The investigation also assembled a case against the Education Ministry, which to date has not presented a policy on the issue for institutions of higher education and, for that reason, must be at least partly responsible for the state of affairs. VICE confirmed that the Ministry contracted a group of experts two years ago with the purpose of preparing a policy with a focus on gender and with directives for containing violence against women, but it wasn't made public for apparently political reasons. The report, which was obtained by VICE, is currently shelved at the Ministry. Similarly, VICE reporters closely reviewed the regulations of the country's 30 top-ranked universities. Only two, the National University and the University of Valle, had specific policies with respect to gender equality and sexual violence. The discoveries compelled the University of Valle to convene a gathering of students and to accelerate the process of developing a policy against sexual violence and for attending to victims.

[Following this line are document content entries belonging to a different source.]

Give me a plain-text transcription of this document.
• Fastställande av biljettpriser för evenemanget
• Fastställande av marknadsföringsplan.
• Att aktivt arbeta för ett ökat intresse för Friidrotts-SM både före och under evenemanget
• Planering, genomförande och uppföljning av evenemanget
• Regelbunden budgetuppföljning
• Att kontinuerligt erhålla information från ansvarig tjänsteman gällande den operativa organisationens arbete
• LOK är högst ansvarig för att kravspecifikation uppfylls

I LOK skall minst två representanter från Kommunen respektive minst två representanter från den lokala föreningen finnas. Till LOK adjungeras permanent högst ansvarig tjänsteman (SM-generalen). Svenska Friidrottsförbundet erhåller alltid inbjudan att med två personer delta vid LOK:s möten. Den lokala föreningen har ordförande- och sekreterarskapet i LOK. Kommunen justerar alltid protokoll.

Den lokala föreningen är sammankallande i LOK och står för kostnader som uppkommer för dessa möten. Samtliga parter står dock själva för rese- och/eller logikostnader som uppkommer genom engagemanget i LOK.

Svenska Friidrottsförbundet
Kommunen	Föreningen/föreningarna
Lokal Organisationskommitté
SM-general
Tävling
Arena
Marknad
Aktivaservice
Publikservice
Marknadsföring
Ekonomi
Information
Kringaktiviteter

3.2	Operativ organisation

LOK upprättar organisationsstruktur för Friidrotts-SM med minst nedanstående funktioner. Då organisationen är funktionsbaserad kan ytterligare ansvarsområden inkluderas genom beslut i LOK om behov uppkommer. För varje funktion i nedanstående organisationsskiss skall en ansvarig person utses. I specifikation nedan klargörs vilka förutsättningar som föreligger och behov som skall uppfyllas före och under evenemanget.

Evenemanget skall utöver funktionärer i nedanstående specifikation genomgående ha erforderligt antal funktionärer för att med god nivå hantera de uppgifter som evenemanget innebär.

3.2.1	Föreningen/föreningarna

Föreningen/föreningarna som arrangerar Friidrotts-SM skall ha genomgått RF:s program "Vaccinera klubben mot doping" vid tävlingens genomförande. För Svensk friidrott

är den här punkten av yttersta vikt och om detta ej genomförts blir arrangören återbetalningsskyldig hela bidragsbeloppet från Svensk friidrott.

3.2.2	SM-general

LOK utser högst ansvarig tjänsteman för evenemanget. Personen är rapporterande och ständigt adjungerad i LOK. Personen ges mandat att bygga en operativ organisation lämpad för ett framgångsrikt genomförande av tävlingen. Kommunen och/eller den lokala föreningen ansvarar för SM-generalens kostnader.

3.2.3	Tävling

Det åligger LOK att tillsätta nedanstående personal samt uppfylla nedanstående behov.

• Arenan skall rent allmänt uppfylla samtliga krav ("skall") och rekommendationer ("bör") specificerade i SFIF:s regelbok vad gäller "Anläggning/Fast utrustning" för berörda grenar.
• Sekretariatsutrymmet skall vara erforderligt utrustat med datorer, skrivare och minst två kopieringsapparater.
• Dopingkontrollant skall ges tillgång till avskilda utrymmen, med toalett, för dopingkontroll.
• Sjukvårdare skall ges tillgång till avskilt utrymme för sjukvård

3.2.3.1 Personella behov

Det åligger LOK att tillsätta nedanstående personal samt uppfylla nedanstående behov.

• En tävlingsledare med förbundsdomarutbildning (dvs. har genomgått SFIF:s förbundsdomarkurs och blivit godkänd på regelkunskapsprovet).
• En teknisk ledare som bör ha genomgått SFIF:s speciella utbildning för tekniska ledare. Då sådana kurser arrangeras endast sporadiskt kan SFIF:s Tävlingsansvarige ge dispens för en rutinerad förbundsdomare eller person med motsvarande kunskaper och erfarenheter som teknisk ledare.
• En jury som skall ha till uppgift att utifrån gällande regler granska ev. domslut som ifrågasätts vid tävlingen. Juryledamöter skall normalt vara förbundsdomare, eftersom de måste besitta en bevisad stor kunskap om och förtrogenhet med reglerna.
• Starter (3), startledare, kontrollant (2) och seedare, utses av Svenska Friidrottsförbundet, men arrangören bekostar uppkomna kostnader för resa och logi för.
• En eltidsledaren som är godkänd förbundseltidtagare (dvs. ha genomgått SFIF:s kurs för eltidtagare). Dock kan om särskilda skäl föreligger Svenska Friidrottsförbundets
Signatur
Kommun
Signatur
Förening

Also at that school, a man accused of harassment* met with the victim, asked to be forgiven, and they agreed he would promote and attend an event at the university about gender-based violence. In Bucaramanga, at UIS, a professor alleged to be a repeat offender is being investigated, and student pressure, finally, is being felt. For its part, the University of the Andes, one of the most important schools in Latin America, announced it will outline new policies on these issues sometime this year.

*Correction 10/19/2017: A previous version of this article mischaracterized the incident in question as involving a man licking a woman's face without her consent. In fact, it was a case of verbal sexual harassment.